LangChain is an open-source framework for building applications powered by LLMs. Users can integrate various commercial providers (e.g., Amazon, Azure, Oracle), access the latest LLMs, and connect them to external data through its comprehensive API (Python/JavaScript).

In the following section, we're going to set up several LLM implementations and stream a response based on the query and context combination.

In [None]:
from enum import StrEnum, auto

from langchain_aws import ChatBedrock
from langchain_oci import ChatOCIGenAI
from oci.generative_ai_inference import GenerativeAiInferenceClient
from langchain_openai import AzureChatOpenAI

from langchain_core.prompts import ChatPromptTemplate
from langchain_core.messages import SystemMessage

# LLM Provider Options
class LLMProvider(StrEnum):
    AMAZON_BEDROCK = auto()
    AZURE_OPENAI = auto()
    ORACLE_CLOUD_INFRASTRUCTURE = auto()

# LLM Provider Credentials

# AWS Static Credentials
aws_access_key = ''
aws_secret_access_key = ''

# Azure OpenAI Credentials
azure_api_key = ''
azure_endpoint = ''

# Oracle Cloud Infrastructure Credentials
oci_service_endpoint = ''
oci_compartment_id = ''
oci_user = ''
oci_tenancy = ''
oci_fingerprint = ''
oci_region = ''
oci_private_key = ''

def get_llm_instance(provider: str):
    if provider == LLMProvider.AMAZON_BEDROCK:
        return ChatBedrock(
            model_id = 'us.anthropic.claude-sonnet-4-20250514-v1:0',
            aws_access_key_id = aws_access_key,
            aws_secret_access_key = aws_secret_access_key
        )
    if provider == LLMProvider.AZURE_OPENAI:
        return AzureChatOpenAI(
            azure_deployment = 'gpt-4o-mini',
            api_version = '2025-01-01-preview',
            azure_endpoint = azure_endpoint,
            api_key = azure_api_key
        )
    if provider == LLMProvider.ORACLE_CLOUD_INFRASTRUCTURE:
        oracle_config = {
            'user': oci_user,
            'tenancy': oci_tenancy,
            'fingerprint': oci_fingerprint,
            'region': oci_region,
            'key_content': oci_private_key
        }

        client = GenerativeAiInferenceClient(
            config = oracle_config,
            service_endpoint = oci_service_endpoint
        )

        return ChatOCIGenAI(
            client = client,
            model_id = 'xai.grok-4',
            compartment_id = oci_compartment_id
        )

prompt = ChatPromptTemplate.from_messages([
    ('system',
     'You are a helpful assistant, skilled in finding facts and explaining the meaning behind them.\n'
     'You can draw on your own knowledge and use any documents provided.\n'
    ),
    ('user', 'Uploaded Sources:\n{context}\n\nQuery: {query}')
])

formatted_prompt = prompt.invoke({
    'query': query,
    'context': documents
})

llm = get_llm_instance(LLMProvider.ORACLE_CLOUD_INFRASTRUCTURE)

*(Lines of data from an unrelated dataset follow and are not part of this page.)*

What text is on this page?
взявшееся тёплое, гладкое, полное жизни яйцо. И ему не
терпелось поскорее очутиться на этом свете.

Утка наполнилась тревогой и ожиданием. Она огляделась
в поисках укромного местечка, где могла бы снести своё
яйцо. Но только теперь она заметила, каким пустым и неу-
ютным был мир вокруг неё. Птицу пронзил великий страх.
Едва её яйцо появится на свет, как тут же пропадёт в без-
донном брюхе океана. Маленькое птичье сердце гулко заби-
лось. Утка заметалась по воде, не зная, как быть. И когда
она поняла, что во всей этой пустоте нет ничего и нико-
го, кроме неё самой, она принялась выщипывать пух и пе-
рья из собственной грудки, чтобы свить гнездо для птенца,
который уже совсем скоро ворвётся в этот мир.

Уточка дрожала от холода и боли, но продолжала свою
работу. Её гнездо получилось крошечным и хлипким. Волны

response = llm.invoke(formatted_prompt)
print(response)

### Conclusion

Through this walkthrough, we explored:

- Unstructured data ingestion using Apache Tika to extract text from documents
- Web-based Retrieval Augmented Generation (RAG) to enrich prompts with up-to-date external context
- Token estimation to better understand performance and cost tradeoffs across different prompt sizes
- Agent-based orchestration with LangChain, enabling flexible composition of tools and LLM interactions

Taken together, these components reflect common patterns found in production AI systems: ingesting diverse data sources, grounding responses in external knowledge, managing operational constraints, and abstracting complexity through reusable agents.

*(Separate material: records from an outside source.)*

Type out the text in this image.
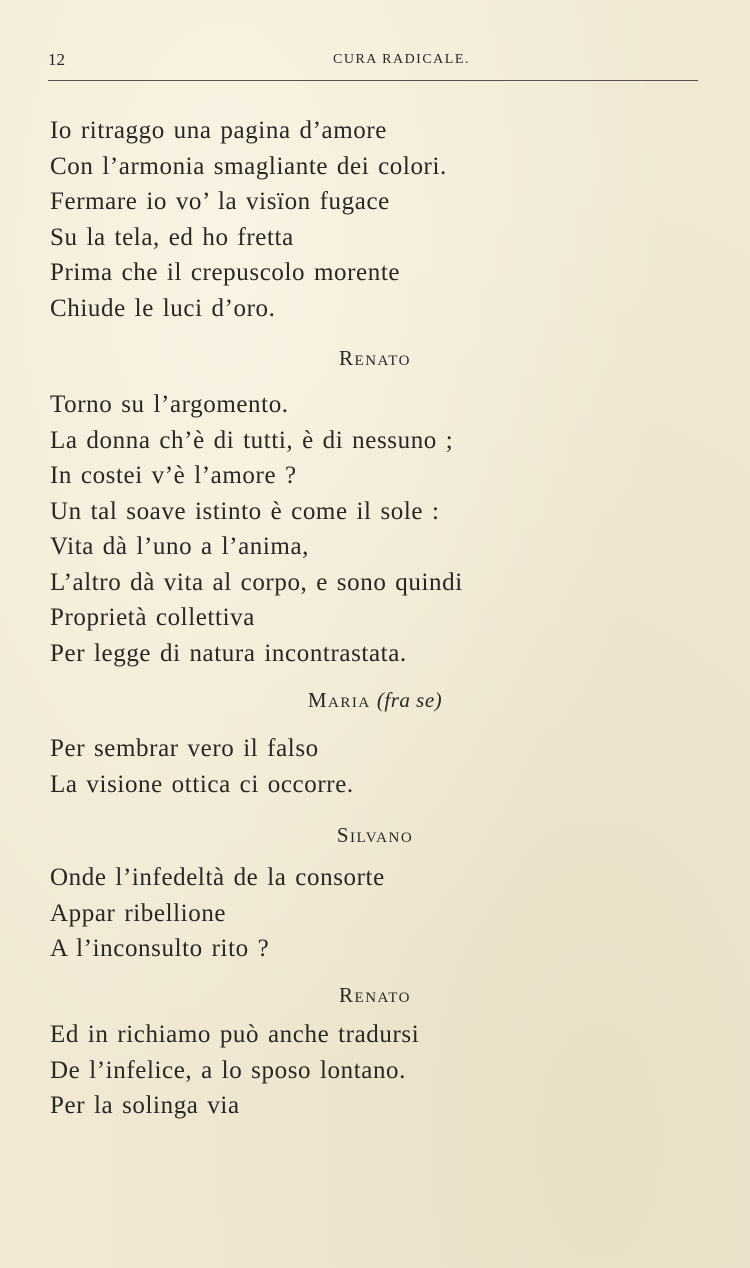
12	CURA RADICALE.
Io ritraggo una pagina d’amore
Con l’armonia smagliante dei colori.
Fermare io vo’ la visïon fugace
Su la tela, ed ho fretta
Prima che il crepuscolo morente
Chiude le luci d’oro.
Renato
Torno su l’argomento.
La donna ch’è di tutti, è di nessuno ;
In costei v’è l’amore ?
Un tal soave istinto è come il sole :
Vita dà l’uno a l’anima,
L’altro dà vita al corpo, e sono quindi
Proprietà collettiva
Per legge di natura incontrastata.
Maria (fra se)
Per sembrar vero il falso
La visione ottica ci occorre.
Silvano
Onde l’infedeltà de la consorte
Appar ribellione
A l’inconsulto rito ?
Renato
Ed in richiamo può anche tradursi
De l’infelice, a lo sposo lontano.
Per la solinga via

While the examples here are intentionally lightweight, the same patterns can be extended to support enterprise-scale use cases such as knowledge assistants, document analysis pipelines, decision-support tools, and AI-augmented workflows. The goal of this demo is not just to show what is possible with modern LLM tooling, but how these pieces fit together in a maintainable and scalable way.

Future enhancements could include persistent vector stores, multi-agent collaboration, streaming responses, or integration with external APIs and databases. This notebook serves as a foundation for experimenting with and iterating on those ideas.